The core idea: a .chat file IS the conversation. No SQLite, no JSON logs, no shadow state. What you see in the buffer is exactly what the model receives. Edit an assistant reply to fix a hallucination, delete a tangent, fork by duplicating the file - it all works because there's nothing to fall out of sync.
What's new since October:
- Tool calling. Models can run shell commands, read/edit/write files (same as Pi, just 4 tools). Results go straight into the buffer. There's an approval flow (Ctrl-] cycles: preview -> execute -> send) so nothing runs without your say-so. Parallel tool use also works.
- Prompt caching for Anthropic, OpenAI and Vertex AI. Flemma places cache breakpoints automatically. Long conversations are now significantly cheaper (this was a major pain point for me).
- Extended thinking / reasoning support for all 3 providers.
- Per-buffer overrides via frontmatter. `flemma.opt` lets you pick which tools a buffer can use, set provider parameters, switch models - all scoped to that one file.
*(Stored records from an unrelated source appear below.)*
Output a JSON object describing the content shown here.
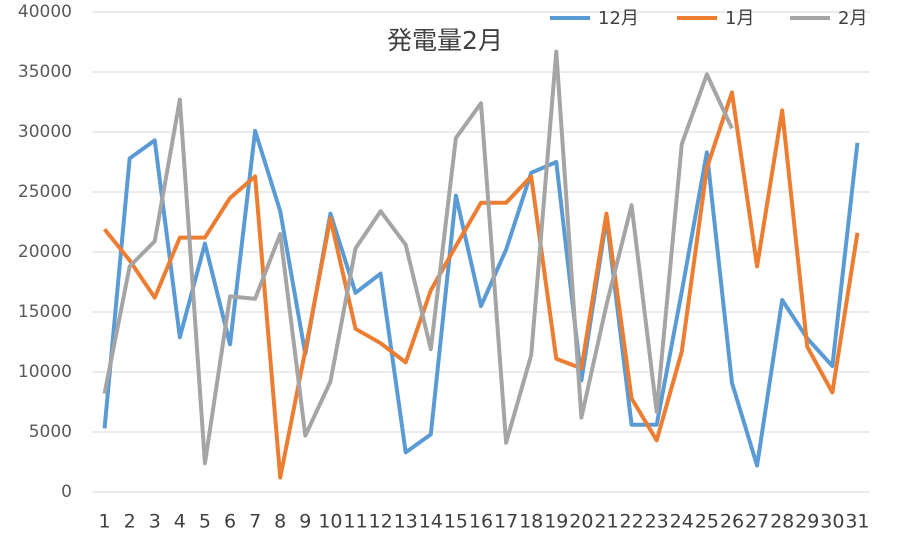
{
  "chart_data": {
    "type": "line",
    "title": "発電量2月",
    "categories": [
      1,
      2,
      3,
      4,
      5,
      6,
      7,
      8,
      9,
      10,
      11,
      12,
      13,
      14,
      15,
      16,
      17,
      18,
      19,
      20,
      21,
      22,
      23,
      24,
      25,
      26,
      27,
      28,
      29,
      30,
      31
    ],
    "series": [
      {
        "name": "12月",
        "color": "#5b9bd5",
        "values": [
          5300,
          27800,
          29300,
          12900,
          20700,
          12300,
          30100,
          23400,
          11500,
          23200,
          16600,
          18200,
          3300,
          4800,
          24700,
          15500,
          20200,
          26600,
          27500,
          9300,
          22800,
          5600,
          5600,
          16700,
          28300,
          9100,
          2200,
          16000,
          12800,
          10500,
          29100
        ]
      },
      {
        "name": "1月",
        "color": "#ed7d31",
        "values": [
          21900,
          19300,
          16200,
          21200,
          21200,
          24500,
          26300,
          1200,
          11800,
          22800,
          13600,
          12400,
          10800,
          16800,
          20500,
          24100,
          24100,
          26300,
          11100,
          10300,
          23200,
          7800,
          4300,
          11700,
          27000,
          33300,
          18800,
          31800,
          12100,
          8300,
          21600
        ]
      },
      {
        "name": "2月",
        "color": "#a5a5a5",
        "values": [
          8200,
          18800,
          20900,
          32700,
          2400,
          16300,
          16100,
          21500,
          4700,
          9200,
          20300,
          23400,
          20600,
          11900,
          29500,
          32400,
          4100,
          11400,
          36700,
          6200,
          15600,
          23900,
          6700,
          29000,
          34800,
          30300,
          null,
          null,
          null,
          null,
          null
        ]
      }
    ],
    "ylim": [
      0,
      40000
    ],
    "yticks": [
      0,
      5000,
      10000,
      15000,
      20000,
      25000,
      30000,
      35000,
      40000
    ],
    "grid": true,
    "legend": "top-right"
  }
}
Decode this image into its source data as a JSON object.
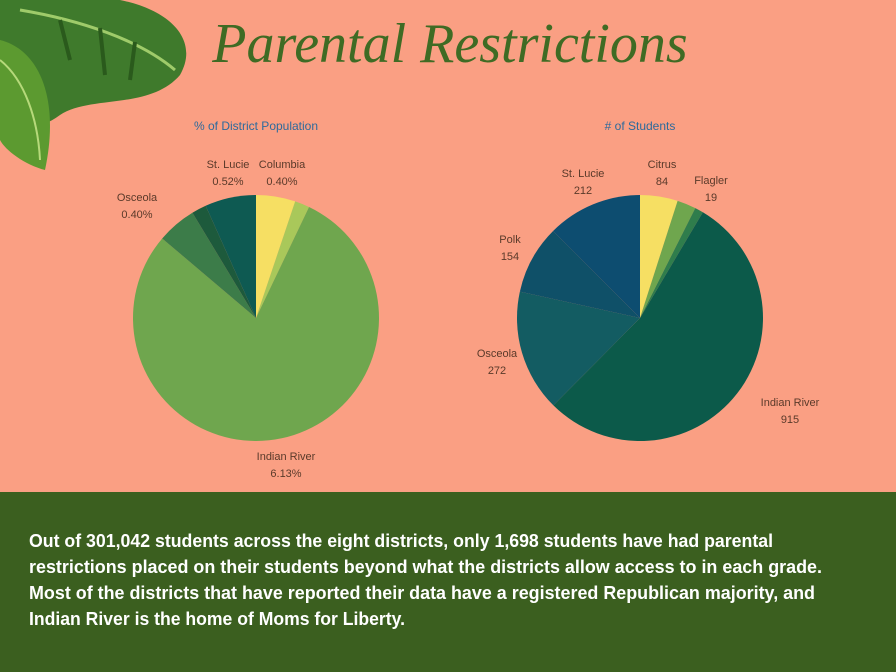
{
  "title": "Parental Restrictions",
  "chart_data": [
    {
      "type": "pie",
      "title": "% of District Population",
      "categories": [
        "Columbia",
        null,
        "Indian River",
        "Osceola",
        null,
        "St. Lucie"
      ],
      "values": [
        0.4,
        0.15,
        6.13,
        0.4,
        0.15,
        0.52
      ],
      "value_labels": [
        "0.40%",
        null,
        "6.13%",
        "0.40%",
        null,
        "0.52%"
      ],
      "colors": [
        "#f6df63",
        "#a9c85a",
        "#6fa64e",
        "#3c7c49",
        "#1d5a3c",
        "#0e5a52"
      ]
    },
    {
      "type": "pie",
      "title": "# of Students",
      "categories": [
        "Citrus",
        null,
        "Flagler",
        "Indian River",
        "Osceola",
        "Polk",
        "St. Lucie"
      ],
      "values": [
        84,
        42,
        19,
        915,
        272,
        154,
        212
      ],
      "colors": [
        "#f6df63",
        "#6fa64e",
        "#2f7d4c",
        "#0c5a4a",
        "#135c62",
        "#0f5068",
        "#0d4d70"
      ]
    }
  ],
  "footer": [
    "Out of 301,042 students across the eight districts, only 1,698 students have had parental",
    "restrictions placed on their students beyond what the districts allow access to in each grade.",
    "Most of the districts that have reported their data have a registered Republican majority, and",
    "Indian River is the home of Moms for Liberty."
  ]
}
- Open registration APIs for both providers and tools. Custom tools can resolve definitions asynchronously from CLI subprocesses or remote APIs. I plan on adding mcporter support at some point.
Flemma works with Anthropic, OpenAI and Vertex AI. You get cost tracking, presets, Lua template expressions, file attachments and a lualine.nvim component.
One thing I want to be upfront about: nearly every line of code in Flemma was written by AI (Claude Code as of late, Amp and Aider in the past). It says so in the README. Every change was personally architected, reviewed and tested by me. I decide what gets built and I vet every diff. I think this is where a lot of software development is heading and I'd rather be honest about it than pretend otherwise.
I'm @StanAngeloff on GitHub - long-time Neovim user and open source enthusiast. Happy to answer questions.